Con una sólida trayectoria investigadora, incluyendo una estancia posdoctoral en el laboratorio de Langer en el MIT, cuyo director, Robert Langer, es pionero en el desarrollo de fármacos de ARNm, el profesor Jiang volvió su atención a la agricultura, específicamente a cómo introducir eficazmente ADN en células vegetales para añadir o mejorar características en los cultivos.
Una llamada telefónica fortuita conectó al profesor Jiang con el agrónomo Kan Wang de la Universidad Estatal de Iowa. Juntos exploraron los desafíos en la investigación vegetal, especialmente el problema de entregar material genético a través de las rígidas paredes celulares de las plantas. El profesor Jiang señaló que este es un campo largamente descuidado, donde rara vez incursionan los científicos de materiales.
La tecnología tradicional de pistola génica implica recubrir partículas diminutas de oro o tungsteno con material genético y luego dispararlas hacia las células vegetales. Sin embargo, este proceso es ineficiente y a menudo resulta en fragmentación del genoma e inserciones múltiples de transgenes, dificultando la predicción de la expresión génica. El profesor Jiang y su equipo decidieron buscar una nueva solución.

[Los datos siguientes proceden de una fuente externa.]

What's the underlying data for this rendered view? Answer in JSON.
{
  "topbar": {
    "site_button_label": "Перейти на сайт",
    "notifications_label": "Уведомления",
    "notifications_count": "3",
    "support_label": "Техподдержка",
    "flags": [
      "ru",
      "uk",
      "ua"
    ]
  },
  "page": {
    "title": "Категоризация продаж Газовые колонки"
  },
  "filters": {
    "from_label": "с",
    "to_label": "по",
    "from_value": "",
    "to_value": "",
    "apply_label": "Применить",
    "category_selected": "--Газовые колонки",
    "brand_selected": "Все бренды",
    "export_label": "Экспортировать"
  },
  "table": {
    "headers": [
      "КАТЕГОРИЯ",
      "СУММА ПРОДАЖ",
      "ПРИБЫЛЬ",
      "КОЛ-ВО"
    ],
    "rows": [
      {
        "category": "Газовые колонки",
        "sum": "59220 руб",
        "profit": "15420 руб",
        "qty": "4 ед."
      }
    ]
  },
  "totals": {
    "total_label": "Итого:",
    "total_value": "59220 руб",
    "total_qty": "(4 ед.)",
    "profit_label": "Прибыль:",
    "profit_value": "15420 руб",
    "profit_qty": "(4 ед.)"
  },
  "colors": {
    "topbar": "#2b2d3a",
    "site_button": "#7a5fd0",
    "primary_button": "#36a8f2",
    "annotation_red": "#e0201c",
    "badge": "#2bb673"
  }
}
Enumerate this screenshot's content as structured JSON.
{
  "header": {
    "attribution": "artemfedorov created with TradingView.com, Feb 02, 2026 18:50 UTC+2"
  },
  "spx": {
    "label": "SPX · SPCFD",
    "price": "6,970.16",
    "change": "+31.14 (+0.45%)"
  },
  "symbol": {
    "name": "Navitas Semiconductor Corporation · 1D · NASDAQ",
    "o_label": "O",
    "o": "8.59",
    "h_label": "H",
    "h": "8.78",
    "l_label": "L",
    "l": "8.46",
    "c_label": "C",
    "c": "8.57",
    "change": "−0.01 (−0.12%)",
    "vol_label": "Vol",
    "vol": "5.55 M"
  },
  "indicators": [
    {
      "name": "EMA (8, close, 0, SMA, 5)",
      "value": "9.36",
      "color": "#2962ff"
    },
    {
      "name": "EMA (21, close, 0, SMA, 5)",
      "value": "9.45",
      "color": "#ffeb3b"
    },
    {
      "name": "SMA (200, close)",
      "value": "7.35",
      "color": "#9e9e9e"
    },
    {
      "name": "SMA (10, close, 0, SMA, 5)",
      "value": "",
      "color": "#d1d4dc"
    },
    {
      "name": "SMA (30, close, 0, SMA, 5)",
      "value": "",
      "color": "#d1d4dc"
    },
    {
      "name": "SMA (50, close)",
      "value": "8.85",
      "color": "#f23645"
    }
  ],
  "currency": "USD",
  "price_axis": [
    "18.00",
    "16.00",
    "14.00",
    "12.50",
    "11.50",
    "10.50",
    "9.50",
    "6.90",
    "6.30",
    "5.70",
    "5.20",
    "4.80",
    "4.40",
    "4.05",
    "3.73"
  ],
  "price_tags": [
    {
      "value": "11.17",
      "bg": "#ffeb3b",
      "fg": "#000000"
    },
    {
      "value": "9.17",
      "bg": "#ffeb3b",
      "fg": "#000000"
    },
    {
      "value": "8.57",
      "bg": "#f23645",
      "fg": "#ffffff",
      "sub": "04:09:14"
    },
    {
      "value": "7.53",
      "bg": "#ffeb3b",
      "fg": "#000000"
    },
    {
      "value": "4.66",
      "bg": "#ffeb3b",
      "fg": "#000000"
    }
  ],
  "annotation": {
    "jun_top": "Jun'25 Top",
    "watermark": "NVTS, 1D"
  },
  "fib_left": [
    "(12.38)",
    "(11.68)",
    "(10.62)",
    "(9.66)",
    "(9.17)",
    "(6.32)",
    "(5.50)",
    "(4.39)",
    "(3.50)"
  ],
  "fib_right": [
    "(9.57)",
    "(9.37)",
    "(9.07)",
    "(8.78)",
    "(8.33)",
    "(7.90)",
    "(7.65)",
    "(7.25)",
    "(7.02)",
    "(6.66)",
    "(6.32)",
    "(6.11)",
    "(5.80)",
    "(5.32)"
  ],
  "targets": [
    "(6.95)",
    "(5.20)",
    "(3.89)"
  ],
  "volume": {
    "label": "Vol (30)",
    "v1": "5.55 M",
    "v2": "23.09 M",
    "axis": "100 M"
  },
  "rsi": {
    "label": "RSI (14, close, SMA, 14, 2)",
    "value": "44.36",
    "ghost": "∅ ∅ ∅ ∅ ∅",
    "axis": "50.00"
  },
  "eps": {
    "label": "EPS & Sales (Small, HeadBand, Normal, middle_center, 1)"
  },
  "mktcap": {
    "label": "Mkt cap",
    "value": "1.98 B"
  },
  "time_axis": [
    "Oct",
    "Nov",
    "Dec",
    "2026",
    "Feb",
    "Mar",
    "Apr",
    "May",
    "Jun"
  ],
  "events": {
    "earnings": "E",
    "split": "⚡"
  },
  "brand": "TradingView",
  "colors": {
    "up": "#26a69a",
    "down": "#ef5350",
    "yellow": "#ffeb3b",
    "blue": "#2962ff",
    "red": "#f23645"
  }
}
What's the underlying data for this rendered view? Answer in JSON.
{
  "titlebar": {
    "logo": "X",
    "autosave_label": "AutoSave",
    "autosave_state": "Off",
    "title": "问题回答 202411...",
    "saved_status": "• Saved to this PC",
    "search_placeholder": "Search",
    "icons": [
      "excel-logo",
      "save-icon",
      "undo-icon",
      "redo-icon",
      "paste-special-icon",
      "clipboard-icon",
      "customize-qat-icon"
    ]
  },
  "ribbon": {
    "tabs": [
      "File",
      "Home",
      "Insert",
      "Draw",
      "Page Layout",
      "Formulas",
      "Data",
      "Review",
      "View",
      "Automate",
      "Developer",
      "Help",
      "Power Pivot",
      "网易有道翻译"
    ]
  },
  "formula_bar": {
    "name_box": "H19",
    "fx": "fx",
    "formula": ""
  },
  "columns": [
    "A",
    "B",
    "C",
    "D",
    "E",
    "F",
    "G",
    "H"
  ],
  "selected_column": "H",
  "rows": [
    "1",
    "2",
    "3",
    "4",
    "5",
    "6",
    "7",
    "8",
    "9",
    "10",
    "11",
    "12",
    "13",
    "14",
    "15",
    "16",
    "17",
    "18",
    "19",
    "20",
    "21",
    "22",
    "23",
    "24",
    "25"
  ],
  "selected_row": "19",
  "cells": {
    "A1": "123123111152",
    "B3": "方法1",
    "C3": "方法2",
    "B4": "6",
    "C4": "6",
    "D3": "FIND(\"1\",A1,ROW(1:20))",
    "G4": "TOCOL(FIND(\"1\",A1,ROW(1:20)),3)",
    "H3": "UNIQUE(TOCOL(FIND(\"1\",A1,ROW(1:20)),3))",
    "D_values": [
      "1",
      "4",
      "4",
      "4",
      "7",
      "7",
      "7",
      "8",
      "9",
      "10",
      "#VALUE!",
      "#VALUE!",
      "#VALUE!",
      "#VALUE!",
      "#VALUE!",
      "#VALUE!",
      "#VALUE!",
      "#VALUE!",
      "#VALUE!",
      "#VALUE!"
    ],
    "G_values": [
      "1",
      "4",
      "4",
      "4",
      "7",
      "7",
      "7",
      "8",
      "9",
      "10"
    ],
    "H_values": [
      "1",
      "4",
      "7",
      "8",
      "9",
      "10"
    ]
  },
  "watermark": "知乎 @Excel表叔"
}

Después de cuatro años de esfuerzo, el equipo descubrió, mediante un modelo de dinámica de fluidos computacional del flujo de partículas de la pistola génica, un cuello de botella dentro del cañón del dispositivo. Este cuello de botella causa pérdida de partículas, interrupciones en el flujo, caída de presión y reducción de velocidad, afectando la eficiencia de transformación. Basándose en este hallazgo, el equipo diseñó un nuevo cañón interno —el "cañón guía"— y fabricó prototipos de prueba mediante impresión 3D.
Las pruebas mostraron que la pistola génica modificada con el cañón guía tuvo un rendimiento significativamente mejorado. La eficiencia de guiado de las partículas cargadas aumentó de aproximadamente un 21% en las pistolas tradicionales a casi un 100%. En pruebas con cebolla, la eficiencia de transfección transitoria aumentó 22 veces; en plántulas de maíz, la eficiencia de infección viral mejoró 17 veces; y en trigo, la eficiencia experimental con la herramienta de edición genómica CRISPR se duplicó.
El científico de plantas Kan Wang de la Universidad Estatal de Iowa declaró que la calidad del trabajo en el laboratorio mejoró entre 10 y 20 veces, aumentando drásticamente la productividad. El profesor Yiping Qi de la Universidad de Maryland también señaló que el cañón guía hará que la transformación vegetal y la edición genómica sean más fáciles y eficientes, mostrando un gran potencial, especialmente para la edición genómica heredable en cultivos como el trigo.
El profesor Jiang afirmó que el cañón guía, con una eficiencia 10 a 20 veces mayor, podría ahorrar millones de dólares en tiempo y recursos a científicos vegetales y empresas agrícolas, acelerando simultáneamente el desarrollo de plantas o productos. Enfatizó que, aunque el dispositivo parece simple, sus beneficios son invaluables, ayudando a desarrollar estrategias de mejora de cultivos más seguras y efectivas, aumentando la adaptabilidad ambiental y el valor nutricional de los cultivos, y promoviendo la producción de energía sostenible.